Wood Mackenzie says that while the scheduling of CSG-LNG projects has generally remained firm, the timing of others – including the Chevron-operated Gorgon and Wheatstone developments – have been pushed back.
As a result, the Australian LNG ramp-up in WoodMac’s forthcoming update will include 11 million tonnes less than expected between 2015 and 2019.
However, CSG-LNG’s reliability will soon be tested, with WoodMac concerned about how each operator will ramp up a significant volume of gas in a very short time.
“The most productive wells will supply the first train of each project, but risk remains around the deliverability and consistency of the following supply tiers that will feed the second trains,” the analyst said.

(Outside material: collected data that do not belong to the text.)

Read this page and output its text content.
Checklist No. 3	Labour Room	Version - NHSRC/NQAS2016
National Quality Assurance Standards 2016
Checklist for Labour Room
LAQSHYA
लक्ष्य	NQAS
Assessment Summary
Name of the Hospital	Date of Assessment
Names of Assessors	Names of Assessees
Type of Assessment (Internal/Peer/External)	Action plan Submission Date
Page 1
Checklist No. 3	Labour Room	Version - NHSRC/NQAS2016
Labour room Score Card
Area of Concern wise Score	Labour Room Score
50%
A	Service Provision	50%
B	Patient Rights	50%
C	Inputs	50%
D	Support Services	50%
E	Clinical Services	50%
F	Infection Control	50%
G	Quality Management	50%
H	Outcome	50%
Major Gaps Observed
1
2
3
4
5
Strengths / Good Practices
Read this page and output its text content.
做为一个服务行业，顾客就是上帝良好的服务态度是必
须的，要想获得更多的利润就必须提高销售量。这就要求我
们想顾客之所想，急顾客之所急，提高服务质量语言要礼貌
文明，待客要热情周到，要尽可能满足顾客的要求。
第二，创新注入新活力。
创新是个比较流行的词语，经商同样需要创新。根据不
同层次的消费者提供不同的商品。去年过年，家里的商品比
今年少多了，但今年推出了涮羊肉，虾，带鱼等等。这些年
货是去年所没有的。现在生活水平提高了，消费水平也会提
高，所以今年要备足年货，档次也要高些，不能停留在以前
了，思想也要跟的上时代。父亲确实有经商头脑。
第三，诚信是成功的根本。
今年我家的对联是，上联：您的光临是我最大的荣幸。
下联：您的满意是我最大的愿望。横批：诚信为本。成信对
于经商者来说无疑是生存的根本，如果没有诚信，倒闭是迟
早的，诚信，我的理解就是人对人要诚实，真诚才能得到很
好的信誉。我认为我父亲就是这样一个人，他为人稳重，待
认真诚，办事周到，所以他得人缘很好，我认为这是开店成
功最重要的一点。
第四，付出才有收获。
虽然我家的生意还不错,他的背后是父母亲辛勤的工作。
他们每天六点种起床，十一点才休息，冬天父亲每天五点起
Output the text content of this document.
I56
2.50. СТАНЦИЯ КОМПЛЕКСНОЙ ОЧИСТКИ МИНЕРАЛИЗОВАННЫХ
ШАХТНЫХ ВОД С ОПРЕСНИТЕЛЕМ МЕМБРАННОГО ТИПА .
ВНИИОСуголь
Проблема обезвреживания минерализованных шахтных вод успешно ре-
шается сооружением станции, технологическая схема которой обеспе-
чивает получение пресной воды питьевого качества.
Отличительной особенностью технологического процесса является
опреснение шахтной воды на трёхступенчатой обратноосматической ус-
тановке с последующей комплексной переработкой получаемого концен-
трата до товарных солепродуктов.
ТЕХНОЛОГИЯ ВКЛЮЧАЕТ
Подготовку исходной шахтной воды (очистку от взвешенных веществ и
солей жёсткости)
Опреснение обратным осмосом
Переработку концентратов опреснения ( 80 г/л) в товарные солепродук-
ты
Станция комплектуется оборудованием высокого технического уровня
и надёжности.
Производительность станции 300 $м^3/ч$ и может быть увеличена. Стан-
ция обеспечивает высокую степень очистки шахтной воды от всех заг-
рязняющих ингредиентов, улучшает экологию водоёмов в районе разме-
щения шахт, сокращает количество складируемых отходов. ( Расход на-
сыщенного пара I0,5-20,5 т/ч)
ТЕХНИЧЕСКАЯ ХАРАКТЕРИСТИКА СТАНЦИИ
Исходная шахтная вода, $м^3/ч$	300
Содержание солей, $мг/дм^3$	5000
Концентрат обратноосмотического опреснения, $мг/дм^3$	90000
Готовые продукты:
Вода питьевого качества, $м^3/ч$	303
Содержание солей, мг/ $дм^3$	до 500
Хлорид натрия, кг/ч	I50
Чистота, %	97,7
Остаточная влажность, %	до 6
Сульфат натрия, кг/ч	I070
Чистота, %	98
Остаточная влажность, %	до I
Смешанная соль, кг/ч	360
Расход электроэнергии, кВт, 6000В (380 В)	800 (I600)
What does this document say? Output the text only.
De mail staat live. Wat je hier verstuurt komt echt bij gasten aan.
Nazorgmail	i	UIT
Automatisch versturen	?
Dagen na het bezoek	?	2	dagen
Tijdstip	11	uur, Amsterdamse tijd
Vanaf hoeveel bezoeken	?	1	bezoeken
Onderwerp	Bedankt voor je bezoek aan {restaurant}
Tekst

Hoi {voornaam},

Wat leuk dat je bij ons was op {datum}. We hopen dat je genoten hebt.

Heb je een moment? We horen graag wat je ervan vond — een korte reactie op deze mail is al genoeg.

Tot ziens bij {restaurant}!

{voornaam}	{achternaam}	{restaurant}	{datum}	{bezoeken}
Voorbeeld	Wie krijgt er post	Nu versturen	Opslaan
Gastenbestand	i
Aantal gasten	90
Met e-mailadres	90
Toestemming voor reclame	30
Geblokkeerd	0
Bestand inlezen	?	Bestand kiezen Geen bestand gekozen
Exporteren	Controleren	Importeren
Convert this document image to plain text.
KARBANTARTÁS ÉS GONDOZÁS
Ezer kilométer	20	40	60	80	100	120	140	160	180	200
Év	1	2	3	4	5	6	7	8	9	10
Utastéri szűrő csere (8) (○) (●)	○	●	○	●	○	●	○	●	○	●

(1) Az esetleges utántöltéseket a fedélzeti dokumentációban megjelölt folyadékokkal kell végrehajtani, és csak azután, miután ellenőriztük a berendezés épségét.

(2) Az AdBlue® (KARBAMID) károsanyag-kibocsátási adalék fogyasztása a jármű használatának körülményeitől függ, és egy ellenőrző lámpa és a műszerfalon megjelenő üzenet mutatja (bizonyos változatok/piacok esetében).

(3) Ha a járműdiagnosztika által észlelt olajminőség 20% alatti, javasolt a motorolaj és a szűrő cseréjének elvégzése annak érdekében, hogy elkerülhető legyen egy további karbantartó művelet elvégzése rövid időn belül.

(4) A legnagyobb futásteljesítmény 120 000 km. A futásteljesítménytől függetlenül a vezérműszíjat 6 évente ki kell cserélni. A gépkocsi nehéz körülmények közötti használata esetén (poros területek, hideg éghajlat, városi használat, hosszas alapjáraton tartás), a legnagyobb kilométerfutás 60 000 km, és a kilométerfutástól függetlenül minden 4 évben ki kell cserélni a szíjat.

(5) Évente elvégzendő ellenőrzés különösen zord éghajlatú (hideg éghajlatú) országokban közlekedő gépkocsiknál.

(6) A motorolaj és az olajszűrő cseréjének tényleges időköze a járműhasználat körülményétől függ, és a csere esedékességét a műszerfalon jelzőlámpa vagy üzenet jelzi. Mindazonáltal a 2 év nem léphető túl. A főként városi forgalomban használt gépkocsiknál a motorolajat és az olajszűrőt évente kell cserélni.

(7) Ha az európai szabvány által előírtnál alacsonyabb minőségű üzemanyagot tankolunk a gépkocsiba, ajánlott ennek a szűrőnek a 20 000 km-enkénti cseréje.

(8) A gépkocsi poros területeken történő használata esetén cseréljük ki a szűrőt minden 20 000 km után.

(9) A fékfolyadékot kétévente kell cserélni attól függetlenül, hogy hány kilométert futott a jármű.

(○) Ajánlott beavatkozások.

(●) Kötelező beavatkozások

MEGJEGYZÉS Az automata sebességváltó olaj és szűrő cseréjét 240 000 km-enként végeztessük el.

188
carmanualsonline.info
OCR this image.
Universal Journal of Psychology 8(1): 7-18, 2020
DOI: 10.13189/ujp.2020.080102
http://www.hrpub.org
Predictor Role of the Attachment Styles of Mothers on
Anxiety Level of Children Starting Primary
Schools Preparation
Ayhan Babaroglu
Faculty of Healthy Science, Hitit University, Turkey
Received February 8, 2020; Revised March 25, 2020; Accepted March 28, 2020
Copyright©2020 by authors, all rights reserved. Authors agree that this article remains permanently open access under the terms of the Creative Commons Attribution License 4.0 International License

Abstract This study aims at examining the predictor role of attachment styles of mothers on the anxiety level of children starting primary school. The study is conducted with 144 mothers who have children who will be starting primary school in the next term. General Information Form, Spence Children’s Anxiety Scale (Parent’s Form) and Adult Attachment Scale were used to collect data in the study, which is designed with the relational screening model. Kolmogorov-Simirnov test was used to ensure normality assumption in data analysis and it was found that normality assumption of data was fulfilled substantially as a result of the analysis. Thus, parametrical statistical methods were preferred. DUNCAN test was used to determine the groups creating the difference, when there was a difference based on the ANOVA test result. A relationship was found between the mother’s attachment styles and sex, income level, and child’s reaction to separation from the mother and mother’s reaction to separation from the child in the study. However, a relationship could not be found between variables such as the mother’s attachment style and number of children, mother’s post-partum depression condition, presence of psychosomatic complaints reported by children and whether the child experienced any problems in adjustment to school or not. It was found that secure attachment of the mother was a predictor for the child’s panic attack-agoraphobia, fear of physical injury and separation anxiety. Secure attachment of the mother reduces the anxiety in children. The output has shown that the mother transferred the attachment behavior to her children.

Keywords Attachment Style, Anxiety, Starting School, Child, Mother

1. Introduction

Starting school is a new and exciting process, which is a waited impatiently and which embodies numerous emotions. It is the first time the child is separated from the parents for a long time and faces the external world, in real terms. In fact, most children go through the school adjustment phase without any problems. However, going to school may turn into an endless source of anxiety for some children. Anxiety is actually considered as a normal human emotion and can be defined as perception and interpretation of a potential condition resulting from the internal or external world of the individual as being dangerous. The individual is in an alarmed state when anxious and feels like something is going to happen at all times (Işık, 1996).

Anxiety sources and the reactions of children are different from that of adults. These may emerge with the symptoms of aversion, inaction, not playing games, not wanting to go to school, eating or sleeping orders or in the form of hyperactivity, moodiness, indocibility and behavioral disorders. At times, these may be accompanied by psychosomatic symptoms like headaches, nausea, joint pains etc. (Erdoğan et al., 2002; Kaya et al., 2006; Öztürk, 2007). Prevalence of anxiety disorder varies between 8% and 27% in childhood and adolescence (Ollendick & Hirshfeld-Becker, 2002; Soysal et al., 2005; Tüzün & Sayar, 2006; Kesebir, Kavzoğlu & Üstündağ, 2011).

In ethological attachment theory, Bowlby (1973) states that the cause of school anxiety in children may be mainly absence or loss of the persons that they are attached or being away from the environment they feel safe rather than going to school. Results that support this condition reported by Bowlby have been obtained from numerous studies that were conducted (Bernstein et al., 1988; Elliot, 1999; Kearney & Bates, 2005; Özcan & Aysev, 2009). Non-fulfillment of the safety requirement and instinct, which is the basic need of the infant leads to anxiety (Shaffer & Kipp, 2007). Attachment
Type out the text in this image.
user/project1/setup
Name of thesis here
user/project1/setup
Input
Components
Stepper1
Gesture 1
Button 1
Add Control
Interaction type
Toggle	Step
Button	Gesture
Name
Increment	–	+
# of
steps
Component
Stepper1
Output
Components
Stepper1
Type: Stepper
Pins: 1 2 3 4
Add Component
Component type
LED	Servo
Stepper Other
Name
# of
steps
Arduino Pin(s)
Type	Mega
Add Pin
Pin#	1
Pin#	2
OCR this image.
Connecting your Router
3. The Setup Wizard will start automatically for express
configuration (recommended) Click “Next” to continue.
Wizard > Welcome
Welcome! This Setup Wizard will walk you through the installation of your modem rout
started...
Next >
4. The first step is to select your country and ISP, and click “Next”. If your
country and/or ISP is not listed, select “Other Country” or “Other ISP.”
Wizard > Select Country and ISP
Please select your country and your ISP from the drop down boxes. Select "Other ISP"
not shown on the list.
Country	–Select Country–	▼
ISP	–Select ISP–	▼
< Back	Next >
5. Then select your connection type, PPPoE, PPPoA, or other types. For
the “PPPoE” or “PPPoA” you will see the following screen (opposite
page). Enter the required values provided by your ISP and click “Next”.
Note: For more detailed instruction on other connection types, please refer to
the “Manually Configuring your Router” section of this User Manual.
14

“BG has managed its first train at the QCLNG project well so far but with only one out of six producing, the successful delivery of the remaining trains will dictate whether CSG-LNG ramp up is a success.
“Another key uncertainty is the speed and consistency of the ramp up of Train 2. Around 1000 wells will be drilled each year to maintain momentum but the ability of operators to manage this activity as well as operate an LNG plant has not yet been tried.”
The next wave of LNG from Australia will start in 2017 and it will be exposed to a different economic climate, labour market and changing cost environment than the first tranche of projects.
“We believe that strong project management will be key to keeping these developments on track and ensuring that they can meet our revised timelines,” WoodMac said in its most recent report.
Chinese scramble
Yet while there is constant talk of a supply side glut, China is scrambling to cater for the next large tranches of LNG supply from Australia, according to consultancy PIRA Energy Group.
“The clock is ticking on the next large tranches of LNG supply coming out of Australia and Chinese buyers will be battling time to fire up new import capacity to accommodate the expected volumes – all of which are under long-term take or pay contracts with limited destination flexibility under the current structures,” PIRA Group said.
Sinopec signed up in April 2011 as a foundation customer and part-equity owner in the Australia Pacific LNG project, taking 7.6 million tonnes per annum in a 20-year off-take agreement. Sinopec is China’s second largest crude oil and gas producer and its largest petroleum products and chemicals producer and supplier.
BG Group’s Queensland Curtis LNG project has global sales agreements for nearly 10MMtpa with the China National Offshore Oil Corporation and other customers from Japan, Chile and Singapore.
APLNG upstream operator Origin Energy announced last week it had delayed project start-up from September this year to October, with CEO Grant King telling the Macquarie conference in Sydney that sustained production would not occur until the December quarter.